3. En deuxième lieu, le requérant ne peut utilement invoquer certaines des énonciations de la circulaire du 16 octobre 2012 relative aux procédures d'accès à la nationalité française, qui ne comportent pas de lignes directrices dont l'intéressé pourrait se prévaloir devant le juge.

4. En dernier lieu, aux termes de l'article 21-15 du code civil : " () l'acquisition de la nationalité française par décision de l'autorité publique résulte d'une naturalisation accordée par décret à la demande de l'étranger ". Aux termes de l'article 21-16 du même code : " Nul ne peut être naturalisé s'il n'a en France sa résidence au moment de la signature du décret de naturalisation ". L'article 21-17 de ce code dispose : " () la naturalisation ne peut être accordée qu'à l'étranger justifiant d'une résidence habituelle en France pendant les cinq années qui précèdent le dépôt de la demande ".

5. Il ressort des pièces du dossier que M. B, qui soutient résider habituellement en France depuis 1989, ne disposait d'aucun titre de séjour valable au cours de la période couverte par les mois d'octobre 2014 à juillet 2016. Dans ces conditions, c'est sans commettre d'erreur de droit, ni d'erreur d'appréciation que le ministre a confirmé le constat de l'irrecevabilité de la demande de l'intéressé, au motif qu'il ne respectait pas la condition énoncée à l'article 21-17 du code civil.

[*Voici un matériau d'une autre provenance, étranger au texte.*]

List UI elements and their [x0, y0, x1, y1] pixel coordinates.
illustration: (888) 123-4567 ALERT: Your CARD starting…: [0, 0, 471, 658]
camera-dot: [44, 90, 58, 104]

6. Il résulte de ce qui précède que M. B n'est pas fondé à demander l'annulation de la décision ministérielle en litige. Par voie de conséquence, ses conclusions à fin d'injonction ne peuvent qu'être rejetées.

D E C I D E :

Article 1er : La requête de M. B est rejetée.

Article 2 : Le présent jugement sera notifié à M. F B et au ministre de l'intérieur et des outre-mer.

Délibéré après l'audience du 23 janvier 2024, à laquelle siégeaient :

M. Cantié, président,

Mme Martel, première conseillère,

M. Delohen, conseiller.

Rendu public par mise à disposition au greffe le 13 février 2024.

Le président-rapporteur,

C. CANTIE L'assesseure la plus ancienne

dans l'ordre du tableau,

C. MARTEL

La greffière,

F. MERLET

La République mande et ordonne au ministre l'intérieur et des outre-mer en ce qui le concerne ou à tous commissaires de justice à ce requis en ce qui concerne les voies de droit commun contre les parties privées, de pourvoir à l'exécution de la présente décision.